It’s also a security hazard to let the Indexer determine the correct behavior. If the client cannot verify correctness it leaves the Indexer to do whatever they want. For example, if the Indexer returns something unexpected but they return a future (or even made up) protocol version what does the client then do to verify the response? They may not even be able to cross-check if other Indexers are using a non-made up protocol version.

There is a long-standing, battle-hardened tradition in the web to specifying API version information in the request to avoid breaking clients. I had suggested using a header, but I think this is usually done in the url. I’ll update the original post to reflect that. Using the url is lower friction than a header.

1 Like

Thanks for starting this thread @That3Percent. I agree that there should be a way for Indexers to run signal versions of Indexer software and the protocol version they are running:

  • Protocol Version
  • Graph Node Version
  • Indexer Service Version (this is also likely to impact what valid requests/responses between a Consumer and Indexer looks like)
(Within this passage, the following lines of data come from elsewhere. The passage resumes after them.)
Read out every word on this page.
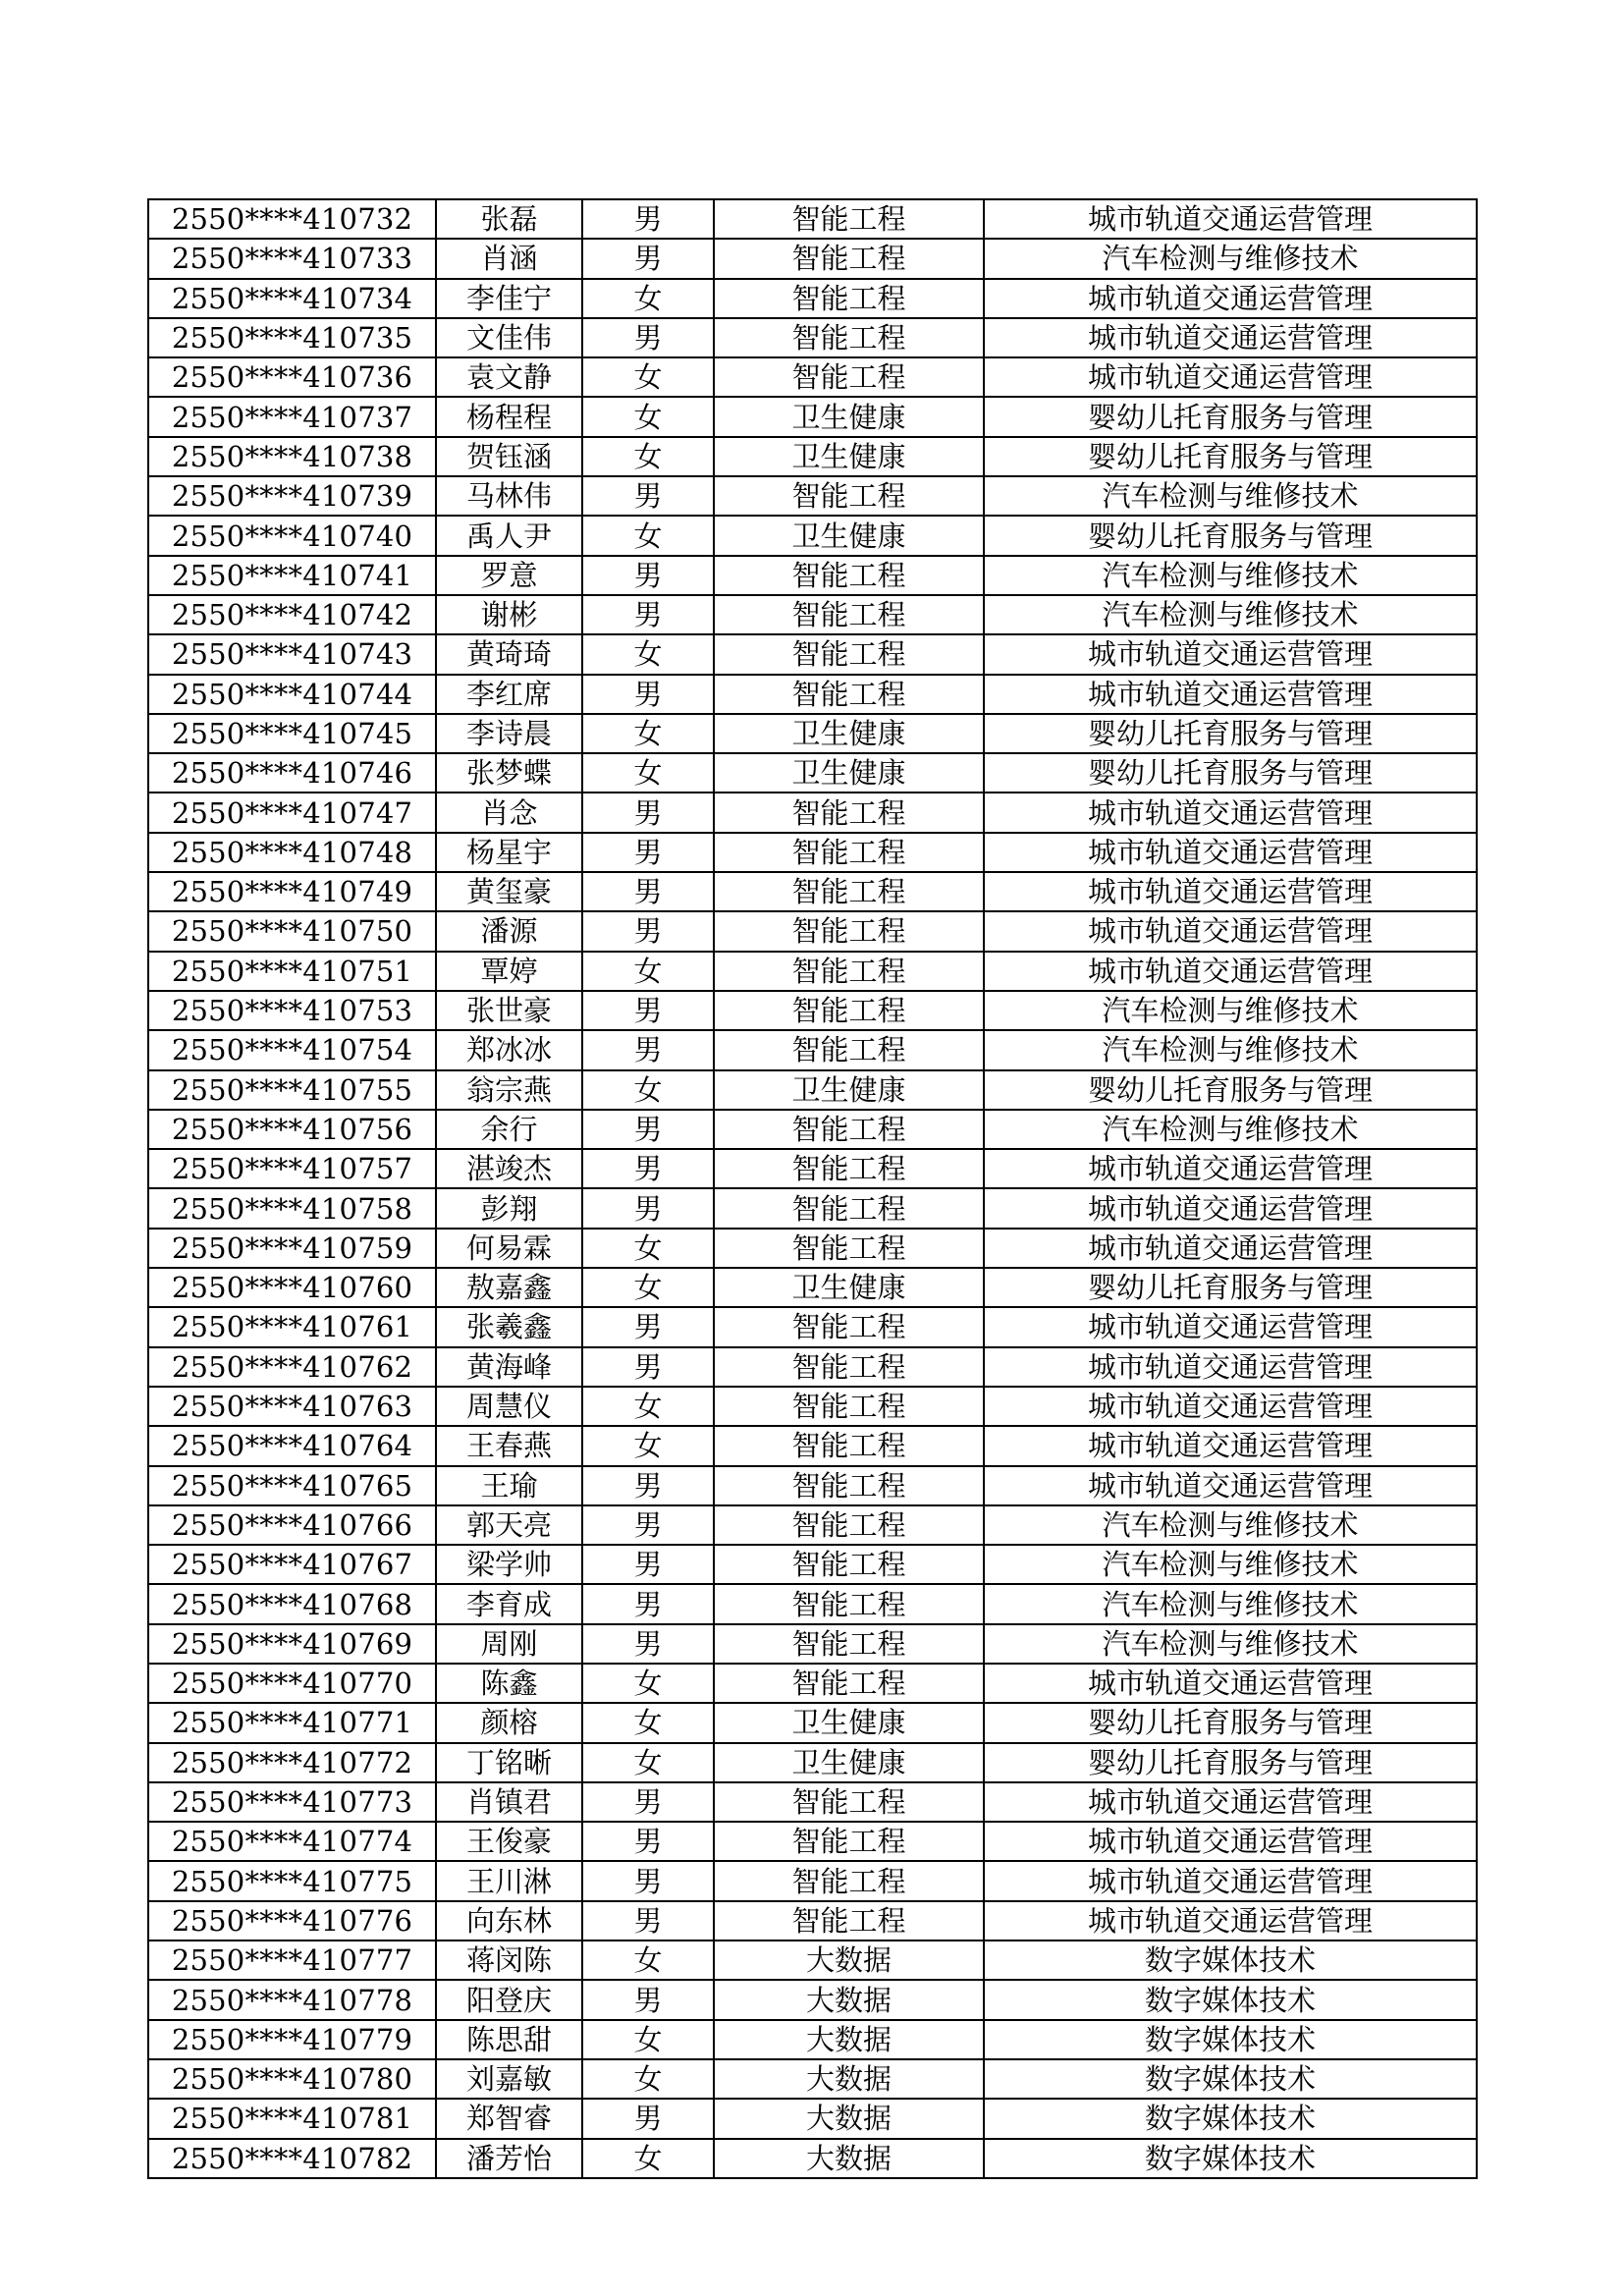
2550****410732	张磊	男	智能工程	城市轨道交通运营管理
2550****410733	肖涵	男	智能工程	汽车检测与维修技术
2550****410734	李佳宁	女	智能工程	城市轨道交通运营管理
2550****410735	文佳伟	男	智能工程	城市轨道交通运营管理
2550****410736	袁文静	女	智能工程	城市轨道交通运营管理
2550****410737	杨程程	女	卫生健康	婴幼儿托育服务与管理
2550****410738	贺钰涵	女	卫生健康	婴幼儿托育服务与管理
2550****410739	马林伟	男	智能工程	汽车检测与维修技术
2550****410740	禹人尹	女	卫生健康	婴幼儿托育服务与管理
2550****410741	罗意	男	智能工程	汽车检测与维修技术
2550****410742	谢彬	男	智能工程	汽车检测与维修技术
2550****410743	黄琦琦	女	智能工程	城市轨道交通运营管理
2550****410744	李红席	男	智能工程	城市轨道交通运营管理
2550****410745	李诗晨	女	卫生健康	婴幼儿托育服务与管理
2550****410746	张梦蝶	女	卫生健康	婴幼儿托育服务与管理
2550****410747	肖念	男	智能工程	城市轨道交通运营管理
2550****410748	杨星宇	男	智能工程	城市轨道交通运营管理
2550****410749	黄玺豪	男	智能工程	城市轨道交通运营管理
2550****410750	潘源	男	智能工程	城市轨道交通运营管理
2550****410751	覃婷	女	智能工程	城市轨道交通运营管理
2550****410753	张世豪	男	智能工程	汽车检测与维修技术
2550****410754	郑冰冰	男	智能工程	汽车检测与维修技术
2550****410755	翁宗燕	女	卫生健康	婴幼儿托育服务与管理
2550****410756	余行	男	智能工程	汽车检测与维修技术
2550****410757	湛竣杰	男	智能工程	城市轨道交通运营管理
2550****410758	彭翔	男	智能工程	城市轨道交通运营管理
2550****410759	何易霖	女	智能工程	城市轨道交通运营管理
2550****410760	敖嘉鑫	女	卫生健康	婴幼儿托育服务与管理
2550****410761	张羲鑫	男	智能工程	城市轨道交通运营管理
2550****410762	黄海峰	男	智能工程	城市轨道交通运营管理
2550****410763	周慧仪	女	智能工程	城市轨道交通运营管理
2550****410764	王春燕	女	智能工程	城市轨道交通运营管理
2550****410765	王瑜	男	智能工程	城市轨道交通运营管理
2550****410766	郭天亮	男	智能工程	汽车检测与维修技术
2550****410767	梁学帅	男	智能工程	汽车检测与维修技术
2550****410768	李育成	男	智能工程	汽车检测与维修技术
2550****410769	周刚	男	智能工程	汽车检测与维修技术
2550****410770	陈鑫	女	智能工程	城市轨道交通运营管理
2550****410771	颜榕	女	卫生健康	婴幼儿托育服务与管理
2550****410772	丁铭晰	女	卫生健康	婴幼儿托育服务与管理
2550****410773	肖镇君	男	智能工程	城市轨道交通运营管理
2550****410774	王俊豪	男	智能工程	城市轨道交通运营管理
2550****410775	王川淋	男	智能工程	城市轨道交通运营管理
2550****410776	向东林	男	智能工程	城市轨道交通运营管理
2550****410777	蒋闵陈	女	大数据	数字媒体技术
2550****410778	阳登庆	男	大数据	数字媒体技术
2550****410779	陈思甜	女	大数据	数字媒体技术
2550****410780	刘嘉敏	女	大数据	数字媒体技术
2550****410781	郑智睿	男	大数据	数字媒体技术
2550****410782	潘芳怡	女	大数据	数字媒体技术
Also agree that the Consumer should be able to specify a version to be used in a query, so that the Indexer can respond w/ the proper domain separator.

As for allocations, I don’t necessarily think we need to associate an allocation with a protocol version on-chain, but we can establish a convention that whatever protocol version(s) were valid when the allocation was opened may be used for providng a PoI to close the allocation and also serving queries. This makes the set of domain hashes that could be used to recover signatures from an EIP-712 signed message finite.

Note that this GIP already has a provision for N-1 support windows so not every protocol upgrade will necessarily be on a knife edge, which is also what allows for ambiguity on what protocol version a particular allocation corresponds to:

(Optional) Graph Council defines N-1 support window
When upgrading the canonical Graph Node version via a Graph Governance Proposal, The Graph Council may specify a support window during which time the previous version of Graph Node may also be considered valid.

This should be specified as an epoch number in which the previous version will no longer be considered valid. This epoch number must be equal to or greater than the epoch number in which the new canonical version of Graph Node becomes active.


One point I would like to clarify and elaborate on:

While this true, the example being offered here (adding the block_gte field) is not one that I would traditionally think of as a “breaking change” according to GraphQL conventions. This is because all previously valid queries would be continue to be valid queries and produce the same response after the upgrade. The only queries that are broken are previously invalid ones that would now produce a valid response rather than an error. While in some domains it is common for applications to take dependencies on error behaviors of a library or API, this is not common for this type of error w/ GraphQL where an error such as providing a non-existant field in a query means that the entire query fails to return data and therefore is not particularly useful for integrating into an application.

For me, this begs two questions/decisions:

  • Do we really want to treat a change that is purely additive (not breaking change in the sense I define above) like block_gte as a breaking change that requires the Graph Council to specify a new official version of Graph Node on-chain and bump the protocol-wide version?
    • Or do we want to allow Graph Node to introdcue non-breaking changes between major versions (and protocol versions) without the overhead of requiring a Council vote and requiring all Indexers to upgrade lock step each time.
  • Should errors for unsupported fields in a query really be attested?
    • Or should this just be a sign to the Consumer that they must select an Indexder running a newer version of Graph Node, and also have Graph Node version served at the Indexer status API as I propose above?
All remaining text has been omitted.